A única e última forma de viabilizar a correção

é através de ação judicial que venha para anular o acordo de pagamento. Com isso, a Prefeitura continua comprometida com o pagamento do precatório, mas no valor considerado correto, de pouco mais de R$ 3,4 milhões. Como a gestão anterior, que efetuou o acordo, chegou a pagar R$ 2,1 milhões para a família Duque, a Prefeitura ficaria com pouco mais de R$ 1,3 milhão para ser quitado.

A ação vai combater de frente o acordo assinado entre Alcindo Moura Duque e outros, através do advogado Joaquim Saddi, o ex-procurador-Geral do Município, Valdir Antonio dos Santos, e o ex-prefeito, Antonio Izzo Filho. A dívida de desapropriação com a família Duque foi gerada em 1991, ainda na primeira gestão de Antonio Izzo Filho (PPB). Izzo desapropriou terras no parque da Água Comprida e deixou a dívida para seu sucessor, Antonio Tidei de Lima (PMDB). Alcindo Moura Duque, um dos proprietários das terras, entrou com ação no Fórum de Bauru. O então juiz Thadeu Toledo Soares determinou o pagamento, em 1995. Ofício da 5ª Vara Cível do Fórum local, de 25/06/95, cita o Município para inserir o pagamento da desapropriação no exercício de 1996, o que não foi cumprido.

A dívida da desapropriação passou a ser discutida no Tribunal de Justiça, através de pedido de intervenção estadual. O Tribunal de Justiça, então, determinou a intervenção em Bauru para a quitação do precatório.
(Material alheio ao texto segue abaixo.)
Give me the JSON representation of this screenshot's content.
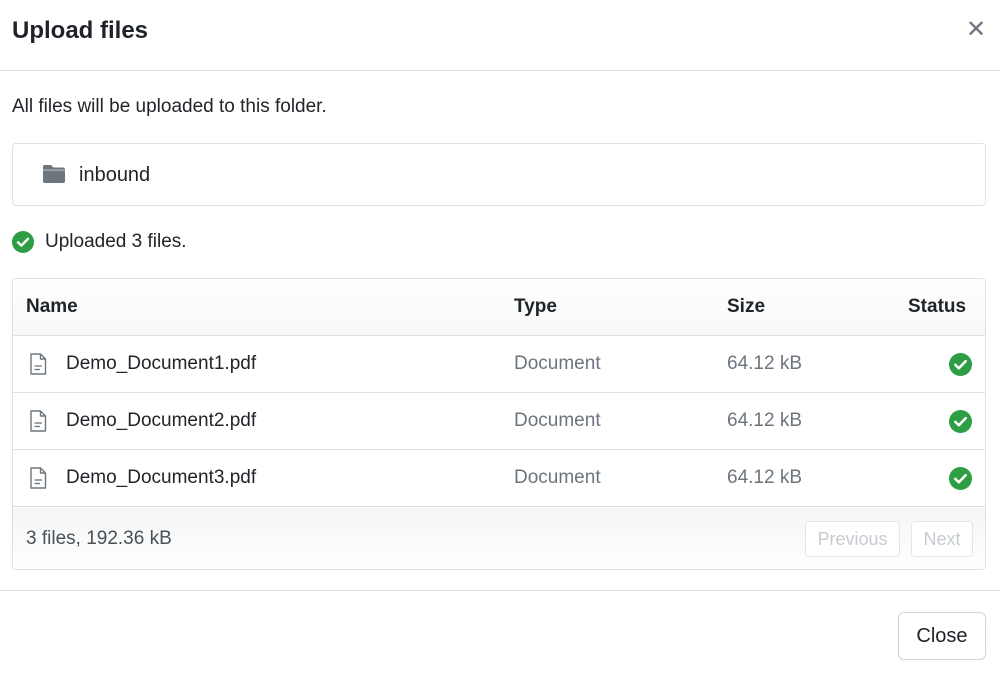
{
  "modal": {
    "title": "Upload files",
    "close_icon": "close-icon"
  },
  "intro_text": "All files will be uploaded to this folder.",
  "folder": {
    "icon": "folder-icon",
    "name": "inbound"
  },
  "status": {
    "icon": "check-circle-icon",
    "text": "Uploaded 3 files.",
    "color": "#2e9e45"
  },
  "table": {
    "columns": [
      "Name",
      "Type",
      "Size",
      "Status"
    ],
    "rows": [
      {
        "name": "Demo_Document1.pdf",
        "type": "Document",
        "size": "64.12 kB",
        "status_icon": "check-circle-icon"
      },
      {
        "name": "Demo_Document2.pdf",
        "type": "Document",
        "size": "64.12 kB",
        "status_icon": "check-circle-icon"
      },
      {
        "name": "Demo_Document3.pdf",
        "type": "Document",
        "size": "64.12 kB",
        "status_icon": "check-circle-icon"
      }
    ],
    "summary": "3 files, 192.36 kB",
    "pagination": {
      "previous_label": "Previous",
      "next_label": "Next"
    }
  },
  "footer": {
    "close_label": "Close"
  }
}
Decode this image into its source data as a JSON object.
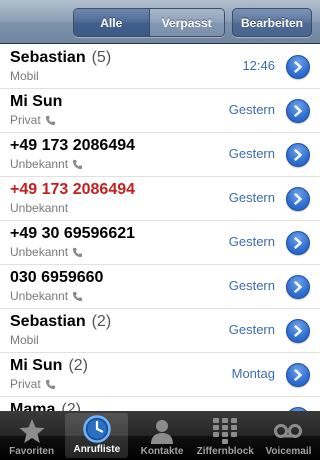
{
  "navbar": {
    "segments": [
      "Alle",
      "Verpasst"
    ],
    "active_segment": "Alle",
    "edit_label": "Bearbeiten"
  },
  "calls": [
    {
      "name": "Sebastian",
      "count": "(5)",
      "type": "Mobil",
      "icon": "",
      "time": "12:46",
      "missed": false
    },
    {
      "name": "Mi Sun",
      "count": "",
      "type": "Privat",
      "icon": "phone-icon",
      "time": "Gestern",
      "missed": false
    },
    {
      "name": "+49 173 2086494",
      "count": "",
      "type": "Unbekannt",
      "icon": "phone-icon",
      "time": "Gestern",
      "missed": false
    },
    {
      "name": "+49 173 2086494",
      "count": "",
      "type": "Unbekannt",
      "icon": "",
      "time": "Gestern",
      "missed": true
    },
    {
      "name": "+49 30 69596621",
      "count": "",
      "type": "Unbekannt",
      "icon": "phone-icon",
      "time": "Gestern",
      "missed": false
    },
    {
      "name": "030 6959660",
      "count": "",
      "type": "Unbekannt",
      "icon": "phone-icon",
      "time": "Gestern",
      "missed": false
    },
    {
      "name": "Sebastian",
      "count": "(2)",
      "type": "Mobil",
      "icon": "",
      "time": "Gestern",
      "missed": false
    },
    {
      "name": "Mi Sun",
      "count": "(2)",
      "type": "Privat",
      "icon": "phone-icon",
      "time": "Montag",
      "missed": false
    },
    {
      "name": "Mama",
      "count": "(2)",
      "type": "",
      "icon": "",
      "time": "",
      "missed": false
    }
  ],
  "colors": {
    "missed": "#c41f1f",
    "time": "#3b6cb3",
    "chevron": "#2f6fd1"
  },
  "tabs": [
    {
      "label": "Favoriten",
      "icon": "star-icon",
      "selected": false
    },
    {
      "label": "Anrufliste",
      "icon": "clock-icon",
      "selected": true
    },
    {
      "label": "Kontakte",
      "icon": "contact-icon",
      "selected": false
    },
    {
      "label": "Ziffernblock",
      "icon": "keypad-icon",
      "selected": false
    },
    {
      "label": "Voicemail",
      "icon": "voicemail-icon",
      "selected": false
    }
  ]
}
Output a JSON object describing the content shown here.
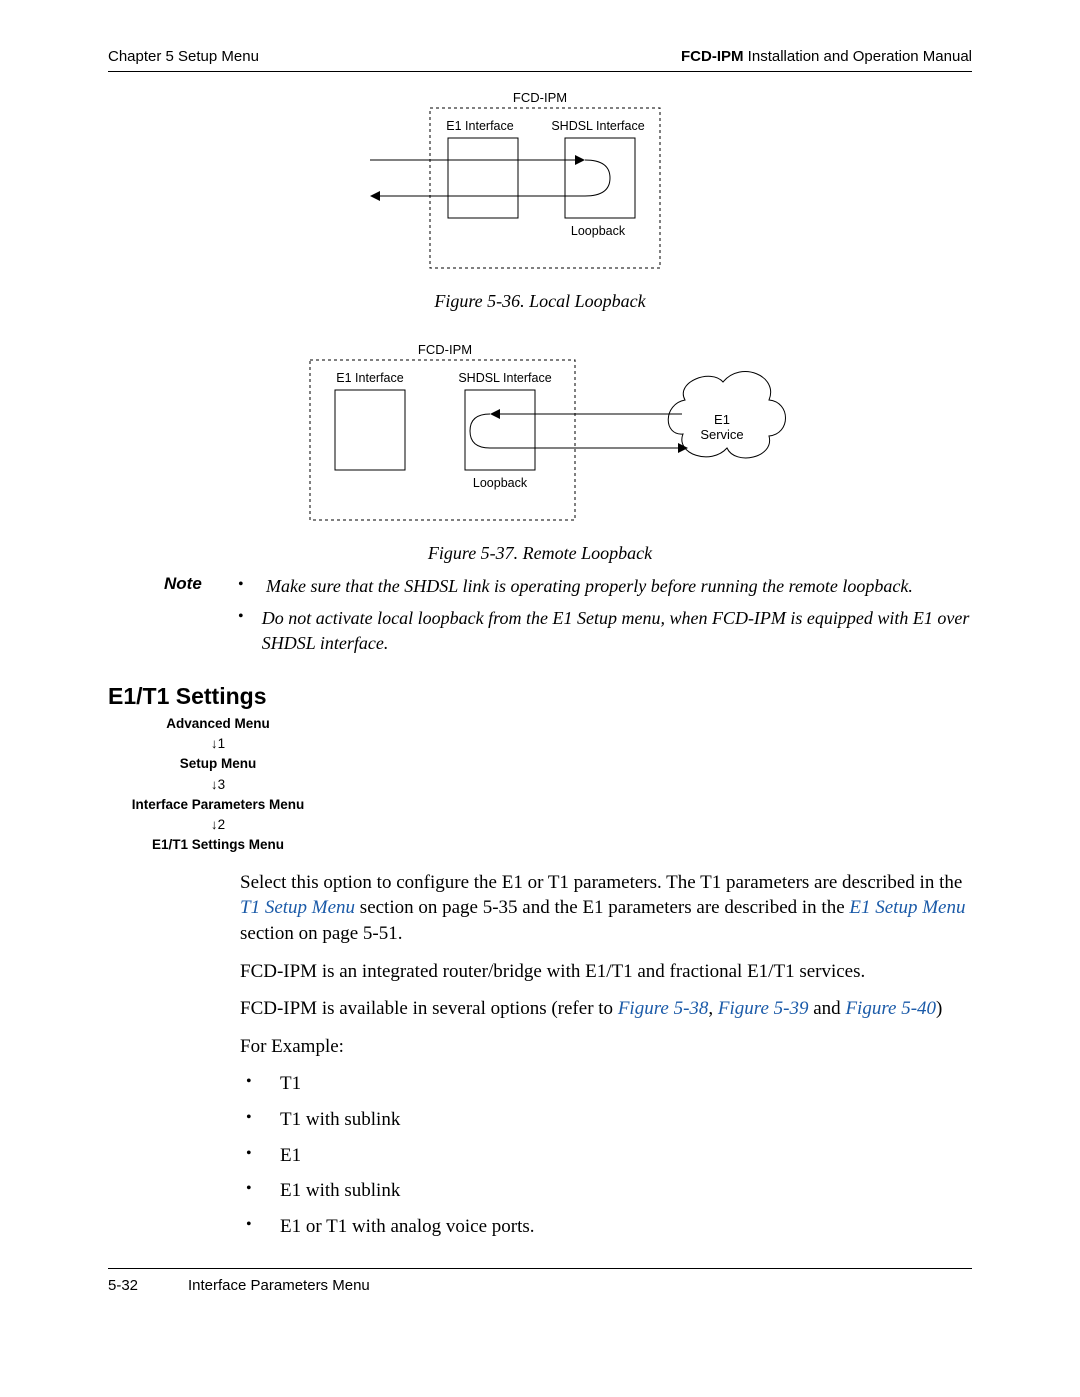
{
  "header": {
    "left": "Chapter 5  Setup Menu",
    "right_bold": "FCD-IPM",
    "right_rest": " Installation and Operation Manual"
  },
  "fig36": {
    "top_label": "FCD-IPM",
    "e1": "E1 Interface",
    "shdsl": "SHDSL Interface",
    "loopback": "Loopback",
    "caption": "Figure 5-36.  Local Loopback"
  },
  "fig37": {
    "top_label": "FCD-IPM",
    "e1": "E1 Interface",
    "shdsl": "SHDSL Interface",
    "loopback": "Loopback",
    "cloud": "E1\nService",
    "caption": "Figure 5-37.  Remote Loopback"
  },
  "note": {
    "label": "Note",
    "items": [
      "Make sure that the SHDSL link is operating properly before running the remote loopback.",
      "Do not activate local loopback from the E1 Setup menu, when FCD-IPM is equipped with E1 over SHDSL interface."
    ]
  },
  "section": {
    "heading": "E1/T1 Settings",
    "crumb": [
      "Advanced Menu",
      "↓1",
      "Setup Menu",
      "↓3",
      "Interface Parameters Menu",
      "↓2",
      "E1/T1 Settings Menu"
    ]
  },
  "body": {
    "p1a": "Select this option to configure the E1 or T1 parameters. The T1 parameters are described in the ",
    "p1_link1": "T1 Setup Menu",
    "p1b": " section on page 5-35 and the E1 parameters are described in the ",
    "p1_link2": "E1 Setup Menu",
    "p1c": " section on page 5-51.",
    "p2": "FCD-IPM is an integrated router/bridge with E1/T1 and fractional E1/T1 services.",
    "p3a": "FCD-IPM is available in several options (refer to ",
    "p3_link1": "Figure 5-38",
    "p3b": ", ",
    "p3_link2": "Figure 5-39",
    "p3c": " and ",
    "p3_link3": "Figure 5-40",
    "p3d": ")",
    "p4": "For Example:",
    "examples": [
      "T1",
      "T1 with sublink",
      "E1",
      "E1 with sublink",
      "E1 or T1 with analog voice ports."
    ]
  },
  "footer": {
    "page": "5-32",
    "title": "Interface Parameters Menu"
  }
}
A gestão Izzo Filho, através de seu procurador-Geral, Valdir Antonio dos Santos, assinou um acordo com a família Duque no valor de R$ 4,2 milhões.

A família Duque, representada pelo advogado Joaquim Saddi, recebeu a primeira parcela do acordo homologado no TJ, no valor de R$ 1,7 milhão. Em seguida, recebeu outros R$ 400 mil. O restante não foi pago, num total de R$ 2,1 milhão na época, exatamente a metade do valor acordado para o pagamento. O valor do acordo, posteriormente, foi criticado pelo vereador Rubens Spíndola (PSDB), que foi à Justiça questionar a correção e atualização da dívida.

A Justiça entendeu, em primeira instância, que a dívida foi acrescida de forma incorreta em R$ 800 mil. A Prefeitura entrou com ação rescisória no Tribunal de Justiça e perdeu a tentativa de pagar um valor menor por um acordo que ela mesmo havia firmado, de forma errada, na gestão Izzo. O terreno continua praticamente abandonado, na região próxima ao Sambódromo.